Россия и Запад — это две части одного общего, именующегося Европой. И попытка кое-кого кое-где их разделить приводит только к негативным последствиям.
Вот, например, президент Грузии Барбакашвили. Его риторика, поощряемая рядом политиков Запада и политической элитой США, прежде всего, касается извечной борьбы света и тьмы, под которыми подразумевается Запад и Россия. И между ними находится маленькая Грузия, которая, естественно находится на аванпосте этой борьбы и более того, нередко принимает основной удар сил тьмы. И так у него здорово получается, что начинаешь машинально искать у себя на теле рога и хвост, как у представителя этой самой тьмы.
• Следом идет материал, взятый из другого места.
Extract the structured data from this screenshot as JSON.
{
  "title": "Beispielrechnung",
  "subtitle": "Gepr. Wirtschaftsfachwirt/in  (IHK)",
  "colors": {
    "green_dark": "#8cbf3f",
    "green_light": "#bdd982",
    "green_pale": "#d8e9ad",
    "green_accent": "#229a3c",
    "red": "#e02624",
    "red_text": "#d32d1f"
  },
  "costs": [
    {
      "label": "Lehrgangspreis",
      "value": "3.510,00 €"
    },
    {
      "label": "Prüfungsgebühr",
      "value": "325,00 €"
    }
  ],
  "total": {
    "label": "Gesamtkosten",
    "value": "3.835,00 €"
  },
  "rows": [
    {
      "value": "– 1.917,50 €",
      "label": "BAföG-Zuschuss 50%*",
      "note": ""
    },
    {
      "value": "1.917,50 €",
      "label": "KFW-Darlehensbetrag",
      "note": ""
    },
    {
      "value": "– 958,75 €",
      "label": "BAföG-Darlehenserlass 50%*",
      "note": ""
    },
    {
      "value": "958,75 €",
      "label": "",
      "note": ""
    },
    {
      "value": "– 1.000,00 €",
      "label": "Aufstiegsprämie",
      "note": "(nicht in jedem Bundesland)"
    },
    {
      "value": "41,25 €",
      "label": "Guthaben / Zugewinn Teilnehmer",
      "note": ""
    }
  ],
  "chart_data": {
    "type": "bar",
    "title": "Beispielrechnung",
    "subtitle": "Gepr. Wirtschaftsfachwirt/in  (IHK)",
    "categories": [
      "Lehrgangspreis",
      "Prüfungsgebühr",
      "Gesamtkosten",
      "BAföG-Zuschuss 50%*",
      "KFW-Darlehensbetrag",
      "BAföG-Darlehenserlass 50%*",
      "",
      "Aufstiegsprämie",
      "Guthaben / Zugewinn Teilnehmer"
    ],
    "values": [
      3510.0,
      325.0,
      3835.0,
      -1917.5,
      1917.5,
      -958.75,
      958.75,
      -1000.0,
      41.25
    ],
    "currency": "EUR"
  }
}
А ведь это уже не ново — прикрывать стремление укусить кусок от России тягой защитить Запад. Или, проигравшись вдрызг, плакаться на всю Европу, дескать, я за вас пострадал!
В середине ХХ века, где-то с года сорок четвертого, а то и раньше, лидеры фашистской Германии, понимая, что проигрались, вместо воинственной риторики о расширении жизненного пространства и уменьшения унтерменшей, заголосили о борьбе с азиатами — варварами. По их мнению, передовой фронт борьбы света и тьмы проходит по линии советско-германского фронта.
Как все знакомо, не правда ли? Барбакашвили даже придумывать ничего не надо, поменял названия стран и некоторые даты и помчался на трибуну громить ненавистную Россию.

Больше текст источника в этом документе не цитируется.